5 Ways Diverse Technology Solutions Built A Business That Attracts And Keeps Top Employees

Solution Provider Success

For many companies, employee turnover is an unavoidable part of doing business. But businesses that can maintain a long-tenured employee base reduce risk and in turn become more valuable to investors, according to Diverse Technology Solutions CEO Clayton Hart.

"Studies and research show that turnover of an employee is equivalent to one year's salary," he said at XChange Solution Provider 2018 in Orlando, Fla. "I believe that. Why? You put time into that employee. Maybe it takes two or three months to train them. Now they're with you for a year and they leave. What happens? You're losing that investment and time."

Hart speaks from experience, having managed the Islip Terrace, N.Y-based solution provider since 1998. He joked that he has been able to establish "cult-like" employee loyalty during that time, noting that DTS has only lost one engineer since 2009. It's an environment where workers display high levels of respect for each other and remove negativity, he said.

In the following slides, CRN highlights five employee lessons that Hart has successfully applied to his business over the years.
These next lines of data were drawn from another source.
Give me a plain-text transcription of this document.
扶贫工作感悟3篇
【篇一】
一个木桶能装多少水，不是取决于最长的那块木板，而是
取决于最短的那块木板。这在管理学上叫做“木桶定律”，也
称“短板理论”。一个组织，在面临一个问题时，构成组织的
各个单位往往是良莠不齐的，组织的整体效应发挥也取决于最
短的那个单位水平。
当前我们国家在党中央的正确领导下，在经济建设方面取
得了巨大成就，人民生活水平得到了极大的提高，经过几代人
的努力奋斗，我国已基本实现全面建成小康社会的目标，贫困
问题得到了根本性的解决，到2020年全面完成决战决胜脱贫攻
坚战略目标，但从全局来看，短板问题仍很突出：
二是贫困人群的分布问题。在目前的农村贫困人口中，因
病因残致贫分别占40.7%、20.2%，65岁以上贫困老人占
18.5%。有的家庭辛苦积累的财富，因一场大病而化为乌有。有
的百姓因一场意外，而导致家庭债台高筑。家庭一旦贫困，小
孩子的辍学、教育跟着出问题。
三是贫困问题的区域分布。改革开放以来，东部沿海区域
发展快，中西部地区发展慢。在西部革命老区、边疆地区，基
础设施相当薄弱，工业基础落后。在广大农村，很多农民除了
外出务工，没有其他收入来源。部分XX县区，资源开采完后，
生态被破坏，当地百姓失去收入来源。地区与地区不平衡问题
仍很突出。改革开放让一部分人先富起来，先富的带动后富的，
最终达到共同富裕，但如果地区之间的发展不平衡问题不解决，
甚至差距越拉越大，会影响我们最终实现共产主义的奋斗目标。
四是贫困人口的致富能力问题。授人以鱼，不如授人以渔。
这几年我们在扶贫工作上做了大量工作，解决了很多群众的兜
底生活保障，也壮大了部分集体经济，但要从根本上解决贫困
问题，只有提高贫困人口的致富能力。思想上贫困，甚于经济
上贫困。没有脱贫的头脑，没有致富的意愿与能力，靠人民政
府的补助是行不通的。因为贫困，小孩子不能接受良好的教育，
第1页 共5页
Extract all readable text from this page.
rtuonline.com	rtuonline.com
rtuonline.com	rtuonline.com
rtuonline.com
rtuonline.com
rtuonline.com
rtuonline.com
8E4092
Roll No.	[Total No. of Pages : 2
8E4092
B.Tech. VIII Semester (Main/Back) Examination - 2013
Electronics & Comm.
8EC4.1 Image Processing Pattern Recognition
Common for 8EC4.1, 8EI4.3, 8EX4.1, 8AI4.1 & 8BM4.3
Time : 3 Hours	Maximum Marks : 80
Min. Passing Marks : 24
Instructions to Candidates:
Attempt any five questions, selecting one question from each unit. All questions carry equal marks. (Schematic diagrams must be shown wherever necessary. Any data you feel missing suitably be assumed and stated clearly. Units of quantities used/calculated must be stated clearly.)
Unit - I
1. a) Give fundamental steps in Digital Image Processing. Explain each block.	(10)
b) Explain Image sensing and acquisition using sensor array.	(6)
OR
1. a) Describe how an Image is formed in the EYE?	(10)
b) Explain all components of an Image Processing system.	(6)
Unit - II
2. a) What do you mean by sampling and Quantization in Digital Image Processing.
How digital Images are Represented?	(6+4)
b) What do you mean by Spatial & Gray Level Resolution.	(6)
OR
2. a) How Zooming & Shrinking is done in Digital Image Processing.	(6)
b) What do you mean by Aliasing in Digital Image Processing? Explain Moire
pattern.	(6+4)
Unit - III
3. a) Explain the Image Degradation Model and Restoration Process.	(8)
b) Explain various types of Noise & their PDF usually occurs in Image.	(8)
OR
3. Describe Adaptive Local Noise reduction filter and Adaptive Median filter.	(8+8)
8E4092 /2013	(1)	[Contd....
Why Employees Don't Stay Long Term, And Why It Matters

If a company is experiencing noticeable turnover, Hart believes management is more often than not the sole cause – whether that be a midlevel manager or someone in a C-level position. Some decision-makers may be seeking out the most technically qualified people for their job openings rather than considering personality fit, he said. Others may have adopted an unpopular management style or don't understand how to identify and leverage culture to retain talent.

Hart said the negative effects of these shortcomings can be significant, hurting customer retention rates when popular reps are lost and efficiency when team members are forced to spend valuable time training new hires.

"If you have turnover, go into the bathroom and look in a mirror. Because you're doing something wrong," he said.

Finding Like-Minded Employees

Top performers serve as a useful starting point for managers looking to improve employee retention, Hart said. By documenting their psychological profile – emotional competencies such as self-control, accountability, listening abilities and even personal interests – businesses can improve their hiring strategy and find employees that replicate a proven model of success.

Hart found that approach to be especially useful when forced to choose between two candidates with similar certifications, salary demands and backgrounds. Personality can function as a meaningful tiebreaker, and one that matches with a top employee can quickly strengthen workplace bonds.

"Emotional competencies are found to be twice as important as technical competencies. Hiring and pairing like-minded people builds culture," Hart said. That's how I did it … that, in fact, is how culture starts to form in your organization."

Tactful Management

Finding valuable employees is of limited use if companies cannot keep them around. People naturally hate being given orders, and they can often feel pressured to meet management's performance standards, Hart said.

To counter this, he began involving employees early in the creative or decision-making process – such as asking for their opinion about adopting the latest version of QuickBooks. It's a style shift that he said has paid great dividends because it allows workers to feel like they have input regardless of whether he or she ultimately influences the final outcome.

"I got him invested in the project, my vision and long-term goal simply by the way I approached the employee. When you do this, you achieve a higher sense of self-worth with the employee," Hart said.

Building Trust

Transparent leadership fosters trust, which in turn can serve as a powerful motivation for employees. Establishing that trust can be difficult, but Hart's method for building that rapport was surprisingly simple: Regularly taking his employees out to lunch.

That time spent became extremely valuable, he said, because employees would often share their professional aspirations and personal interests. Knowing those can allow a manager to tap into that knowledge and maximize the potential of top employees.

The manager who creates trust builds a high-self-esteem workplace with higher performance, lower absenteeism, lower turnover, higher productivity, fewer mistakes and ultimately higher profit. Your organization is going to run better, Hart said.

Technology Opportunities And Equity

Diverse Technology Solutions has changed its business model more than once during its two decades of existence, Hart said. The company now provides cloud-based data and voice services and its own private cloud infrastructure.

By staying current with the latest technology trends, companies can fulfill the creative desires of their technical employees and allow them a chance to learn valuable new skills, Hart said. They can also empower their talent by selling the strategic vision.

Offering indispensable employees an equity stake in the business is another powerful way to keep them invested in those long-term goals. Hart said it makes sense in two cases: ensuring the continued survival of the organization and expressing deepened commitment to a long-tenured employee.